Johnny Cash was great. There wasn't much music that my Grandpa liked that I could also appreciate. Where some music is timeless and some music is ageless, somehow Johnny Cash is both. Today we can find hints of Cash in plenty of the music coming out now. I jokingly called it "The Age of Hand Claps and Foot Stomps", but what it might be is more of a return to the roots of what makes great timeless music. Music that connects to people is made by real people. Johnny Cash was just a kid from Arkansas who wanted to sing and play a guitar, tell a story and make you feel something. Most of the groups that are connecting with people now are doing that same thing. But not all of them are using what Johnny Cash gave to us so literally.
It's pretty ballsy to take the most iconic lyrics of the most iconic Johnny Cash song to open your latest track but Matthew Houck doesn't care. In the first single off Phosphorescent's upcoming album Muchacho, Matthew Houck squeezes those iconic lyrics out of his broken voice box and totally makes them his own. They are so much his own that it took me a few listens to understand why this song felt so familiar.

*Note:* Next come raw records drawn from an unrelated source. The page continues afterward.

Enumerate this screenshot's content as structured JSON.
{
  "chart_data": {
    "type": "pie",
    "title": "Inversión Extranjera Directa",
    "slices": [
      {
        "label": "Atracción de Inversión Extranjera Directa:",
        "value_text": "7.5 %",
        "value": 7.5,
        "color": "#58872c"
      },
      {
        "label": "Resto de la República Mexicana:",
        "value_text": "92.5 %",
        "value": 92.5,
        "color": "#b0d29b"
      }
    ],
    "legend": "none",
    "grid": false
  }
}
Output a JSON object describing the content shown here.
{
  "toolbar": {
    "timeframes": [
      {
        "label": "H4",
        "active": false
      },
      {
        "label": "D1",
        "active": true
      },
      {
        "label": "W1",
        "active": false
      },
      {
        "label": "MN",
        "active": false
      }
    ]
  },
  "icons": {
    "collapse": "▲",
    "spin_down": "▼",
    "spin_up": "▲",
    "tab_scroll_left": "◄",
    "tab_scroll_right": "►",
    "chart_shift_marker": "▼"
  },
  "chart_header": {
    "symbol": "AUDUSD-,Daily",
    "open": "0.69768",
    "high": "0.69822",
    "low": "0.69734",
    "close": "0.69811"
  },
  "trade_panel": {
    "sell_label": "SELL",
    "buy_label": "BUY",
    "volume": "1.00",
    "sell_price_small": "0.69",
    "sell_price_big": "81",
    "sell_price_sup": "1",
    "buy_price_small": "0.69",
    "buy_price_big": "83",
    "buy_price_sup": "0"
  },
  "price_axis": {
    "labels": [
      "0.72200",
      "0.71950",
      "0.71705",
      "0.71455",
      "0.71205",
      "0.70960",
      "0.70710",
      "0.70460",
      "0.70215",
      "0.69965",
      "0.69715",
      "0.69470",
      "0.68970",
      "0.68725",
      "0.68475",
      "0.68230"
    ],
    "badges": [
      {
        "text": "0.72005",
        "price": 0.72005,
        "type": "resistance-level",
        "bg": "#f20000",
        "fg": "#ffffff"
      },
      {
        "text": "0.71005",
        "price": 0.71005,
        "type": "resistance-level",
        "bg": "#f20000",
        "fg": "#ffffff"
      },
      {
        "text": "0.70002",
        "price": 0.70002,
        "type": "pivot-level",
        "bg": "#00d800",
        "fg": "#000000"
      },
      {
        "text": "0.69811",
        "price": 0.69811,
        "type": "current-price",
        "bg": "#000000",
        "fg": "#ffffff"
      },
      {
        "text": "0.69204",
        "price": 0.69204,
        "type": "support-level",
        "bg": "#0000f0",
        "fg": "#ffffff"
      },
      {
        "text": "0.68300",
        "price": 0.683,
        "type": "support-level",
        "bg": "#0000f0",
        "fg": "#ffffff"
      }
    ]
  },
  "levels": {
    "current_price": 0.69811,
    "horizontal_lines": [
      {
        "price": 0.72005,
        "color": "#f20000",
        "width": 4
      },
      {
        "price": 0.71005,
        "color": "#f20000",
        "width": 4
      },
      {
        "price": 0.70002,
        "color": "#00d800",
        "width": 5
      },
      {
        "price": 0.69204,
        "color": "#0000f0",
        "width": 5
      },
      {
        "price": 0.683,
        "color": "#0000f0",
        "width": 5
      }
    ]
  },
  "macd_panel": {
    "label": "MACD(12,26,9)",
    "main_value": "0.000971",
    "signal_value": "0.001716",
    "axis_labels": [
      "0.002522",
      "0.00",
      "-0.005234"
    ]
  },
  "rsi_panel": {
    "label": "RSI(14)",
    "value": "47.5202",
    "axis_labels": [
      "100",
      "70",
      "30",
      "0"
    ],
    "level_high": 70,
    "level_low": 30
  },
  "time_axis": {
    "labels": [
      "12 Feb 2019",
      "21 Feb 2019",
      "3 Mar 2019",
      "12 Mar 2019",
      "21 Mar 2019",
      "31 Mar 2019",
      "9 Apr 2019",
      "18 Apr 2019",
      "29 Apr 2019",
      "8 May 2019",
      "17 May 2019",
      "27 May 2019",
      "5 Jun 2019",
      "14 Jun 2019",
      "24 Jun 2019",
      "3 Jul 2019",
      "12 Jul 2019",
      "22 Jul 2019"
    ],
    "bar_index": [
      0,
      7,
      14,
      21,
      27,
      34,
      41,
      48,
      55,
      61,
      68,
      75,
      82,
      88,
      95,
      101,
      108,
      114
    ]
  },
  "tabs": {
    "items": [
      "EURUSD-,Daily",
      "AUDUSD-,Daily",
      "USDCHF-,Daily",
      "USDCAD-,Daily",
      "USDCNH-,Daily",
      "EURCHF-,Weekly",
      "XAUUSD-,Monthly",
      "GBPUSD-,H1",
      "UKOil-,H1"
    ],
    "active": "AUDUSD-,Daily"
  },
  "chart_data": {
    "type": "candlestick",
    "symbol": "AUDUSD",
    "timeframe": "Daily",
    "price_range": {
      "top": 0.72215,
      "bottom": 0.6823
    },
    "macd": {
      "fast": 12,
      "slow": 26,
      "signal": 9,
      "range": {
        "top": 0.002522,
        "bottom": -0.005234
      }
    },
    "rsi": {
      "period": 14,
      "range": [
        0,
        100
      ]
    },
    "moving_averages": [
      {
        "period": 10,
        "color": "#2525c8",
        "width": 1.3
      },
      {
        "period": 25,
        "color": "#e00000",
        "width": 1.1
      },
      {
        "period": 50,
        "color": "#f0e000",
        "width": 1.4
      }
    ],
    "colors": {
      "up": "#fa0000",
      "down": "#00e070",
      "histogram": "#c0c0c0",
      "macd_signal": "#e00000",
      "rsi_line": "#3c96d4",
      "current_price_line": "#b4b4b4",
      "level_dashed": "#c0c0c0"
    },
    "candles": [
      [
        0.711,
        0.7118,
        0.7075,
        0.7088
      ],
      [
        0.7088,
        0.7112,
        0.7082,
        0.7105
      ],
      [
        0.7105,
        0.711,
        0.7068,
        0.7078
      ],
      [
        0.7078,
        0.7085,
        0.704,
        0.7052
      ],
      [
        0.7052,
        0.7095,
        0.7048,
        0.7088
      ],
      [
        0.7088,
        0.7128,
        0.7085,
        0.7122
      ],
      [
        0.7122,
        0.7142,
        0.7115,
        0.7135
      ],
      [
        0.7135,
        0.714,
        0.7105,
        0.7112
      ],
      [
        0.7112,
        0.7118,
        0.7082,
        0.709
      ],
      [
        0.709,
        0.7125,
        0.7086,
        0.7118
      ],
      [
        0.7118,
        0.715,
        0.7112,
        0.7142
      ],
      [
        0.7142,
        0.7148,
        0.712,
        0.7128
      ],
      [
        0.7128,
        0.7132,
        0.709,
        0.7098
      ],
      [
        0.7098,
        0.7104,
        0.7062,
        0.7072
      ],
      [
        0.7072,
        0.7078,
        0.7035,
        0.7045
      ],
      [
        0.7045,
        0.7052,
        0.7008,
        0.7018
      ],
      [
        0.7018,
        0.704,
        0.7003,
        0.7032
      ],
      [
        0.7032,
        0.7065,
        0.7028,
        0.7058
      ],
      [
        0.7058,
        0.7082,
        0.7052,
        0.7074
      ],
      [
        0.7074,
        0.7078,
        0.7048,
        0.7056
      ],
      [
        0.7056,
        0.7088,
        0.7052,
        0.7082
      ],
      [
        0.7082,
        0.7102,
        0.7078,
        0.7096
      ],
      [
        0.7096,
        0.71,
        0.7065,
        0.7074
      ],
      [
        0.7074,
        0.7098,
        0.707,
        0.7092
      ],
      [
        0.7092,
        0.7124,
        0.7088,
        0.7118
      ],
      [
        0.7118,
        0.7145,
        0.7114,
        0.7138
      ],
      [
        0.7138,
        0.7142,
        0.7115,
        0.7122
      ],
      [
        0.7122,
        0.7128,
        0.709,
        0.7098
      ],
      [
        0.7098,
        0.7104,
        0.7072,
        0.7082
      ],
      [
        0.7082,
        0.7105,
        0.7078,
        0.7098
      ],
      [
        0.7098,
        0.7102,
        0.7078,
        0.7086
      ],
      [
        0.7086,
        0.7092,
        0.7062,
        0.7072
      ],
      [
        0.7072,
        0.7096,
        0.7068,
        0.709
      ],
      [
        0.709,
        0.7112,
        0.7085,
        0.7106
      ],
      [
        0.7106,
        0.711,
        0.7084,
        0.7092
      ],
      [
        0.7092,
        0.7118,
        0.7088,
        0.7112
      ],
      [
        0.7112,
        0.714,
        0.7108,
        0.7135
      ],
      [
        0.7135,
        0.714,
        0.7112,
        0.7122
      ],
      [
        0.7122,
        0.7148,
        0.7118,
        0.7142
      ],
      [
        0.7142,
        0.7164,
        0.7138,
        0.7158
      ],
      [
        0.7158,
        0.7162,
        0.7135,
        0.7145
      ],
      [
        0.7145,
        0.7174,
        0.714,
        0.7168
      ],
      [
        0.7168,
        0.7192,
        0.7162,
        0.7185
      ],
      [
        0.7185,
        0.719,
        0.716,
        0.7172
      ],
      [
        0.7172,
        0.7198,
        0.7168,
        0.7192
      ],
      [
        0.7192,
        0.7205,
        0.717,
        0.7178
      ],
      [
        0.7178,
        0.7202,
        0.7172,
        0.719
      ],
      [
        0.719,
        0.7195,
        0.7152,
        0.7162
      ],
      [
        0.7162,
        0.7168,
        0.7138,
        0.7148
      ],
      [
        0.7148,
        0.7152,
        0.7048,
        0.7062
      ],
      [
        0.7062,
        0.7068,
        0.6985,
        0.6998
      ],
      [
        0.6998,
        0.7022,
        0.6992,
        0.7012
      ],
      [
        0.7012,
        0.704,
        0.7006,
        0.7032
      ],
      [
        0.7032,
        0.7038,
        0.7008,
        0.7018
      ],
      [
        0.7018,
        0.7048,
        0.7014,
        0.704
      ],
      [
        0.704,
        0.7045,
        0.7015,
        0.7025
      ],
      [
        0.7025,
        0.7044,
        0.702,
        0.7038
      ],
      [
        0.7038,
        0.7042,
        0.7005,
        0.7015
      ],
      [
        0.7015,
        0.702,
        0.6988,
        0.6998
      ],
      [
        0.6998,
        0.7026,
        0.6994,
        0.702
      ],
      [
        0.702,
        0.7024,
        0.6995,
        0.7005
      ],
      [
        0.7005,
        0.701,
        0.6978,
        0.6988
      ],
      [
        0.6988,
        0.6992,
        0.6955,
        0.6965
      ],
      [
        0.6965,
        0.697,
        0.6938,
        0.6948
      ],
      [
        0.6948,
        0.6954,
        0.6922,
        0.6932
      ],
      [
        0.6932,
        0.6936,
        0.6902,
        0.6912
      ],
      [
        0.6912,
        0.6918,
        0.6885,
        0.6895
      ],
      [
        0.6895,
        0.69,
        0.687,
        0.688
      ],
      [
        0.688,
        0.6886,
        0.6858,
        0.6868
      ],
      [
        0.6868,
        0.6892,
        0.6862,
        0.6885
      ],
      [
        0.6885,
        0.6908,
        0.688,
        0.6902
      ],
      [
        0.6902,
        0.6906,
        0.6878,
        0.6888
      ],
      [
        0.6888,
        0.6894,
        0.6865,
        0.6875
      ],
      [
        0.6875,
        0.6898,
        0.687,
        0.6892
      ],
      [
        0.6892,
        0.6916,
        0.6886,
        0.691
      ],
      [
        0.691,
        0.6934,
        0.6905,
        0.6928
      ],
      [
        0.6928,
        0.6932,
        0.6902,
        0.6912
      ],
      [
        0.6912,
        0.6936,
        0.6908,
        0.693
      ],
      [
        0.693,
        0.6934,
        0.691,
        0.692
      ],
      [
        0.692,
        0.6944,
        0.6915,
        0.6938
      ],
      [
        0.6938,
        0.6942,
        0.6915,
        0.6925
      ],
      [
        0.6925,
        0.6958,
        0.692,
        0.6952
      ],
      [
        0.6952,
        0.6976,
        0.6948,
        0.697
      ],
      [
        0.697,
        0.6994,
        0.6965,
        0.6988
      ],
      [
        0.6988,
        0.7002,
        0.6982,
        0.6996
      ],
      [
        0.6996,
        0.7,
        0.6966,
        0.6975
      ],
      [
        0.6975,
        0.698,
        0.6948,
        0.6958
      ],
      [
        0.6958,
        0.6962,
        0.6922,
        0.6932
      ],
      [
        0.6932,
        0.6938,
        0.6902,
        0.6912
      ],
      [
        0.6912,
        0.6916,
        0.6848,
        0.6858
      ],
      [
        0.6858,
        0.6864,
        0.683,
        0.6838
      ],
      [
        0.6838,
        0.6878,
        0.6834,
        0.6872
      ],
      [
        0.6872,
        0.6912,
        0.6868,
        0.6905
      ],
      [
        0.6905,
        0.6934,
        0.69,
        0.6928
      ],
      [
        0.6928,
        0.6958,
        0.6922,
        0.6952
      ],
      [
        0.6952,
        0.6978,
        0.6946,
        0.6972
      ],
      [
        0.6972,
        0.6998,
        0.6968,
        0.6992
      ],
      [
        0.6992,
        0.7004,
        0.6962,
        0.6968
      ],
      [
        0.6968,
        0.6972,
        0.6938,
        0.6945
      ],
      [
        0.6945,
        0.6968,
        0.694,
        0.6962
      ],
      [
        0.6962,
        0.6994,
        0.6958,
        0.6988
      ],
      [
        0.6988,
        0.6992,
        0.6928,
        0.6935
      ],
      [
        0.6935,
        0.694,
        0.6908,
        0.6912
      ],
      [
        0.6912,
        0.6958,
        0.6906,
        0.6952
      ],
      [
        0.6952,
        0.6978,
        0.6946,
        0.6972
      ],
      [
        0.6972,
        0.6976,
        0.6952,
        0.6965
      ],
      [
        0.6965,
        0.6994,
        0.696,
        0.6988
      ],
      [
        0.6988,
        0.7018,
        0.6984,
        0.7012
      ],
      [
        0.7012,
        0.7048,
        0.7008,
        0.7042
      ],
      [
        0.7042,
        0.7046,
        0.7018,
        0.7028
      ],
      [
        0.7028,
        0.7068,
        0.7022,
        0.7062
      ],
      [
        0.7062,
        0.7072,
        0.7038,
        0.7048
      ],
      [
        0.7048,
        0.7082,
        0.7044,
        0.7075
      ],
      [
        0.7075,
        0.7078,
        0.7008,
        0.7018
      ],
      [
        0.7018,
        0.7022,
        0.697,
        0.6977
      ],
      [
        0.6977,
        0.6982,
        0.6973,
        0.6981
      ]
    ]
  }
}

The great thing about Phosphorescent is that they are familiar. Something about their music just feels right. It's like a blanket. Their new track "Song for Zula" is like a blanket that your parents keep in their linen closet for when you come home. It's ripped to shreds and patchy but it's warm and it feel like home. We like songs like that.
This song will get picked up by some indie Zach Braff/Josh Radnor movie trailer soon, let's enjoy it together before it makes its way to Diet Coke commercials.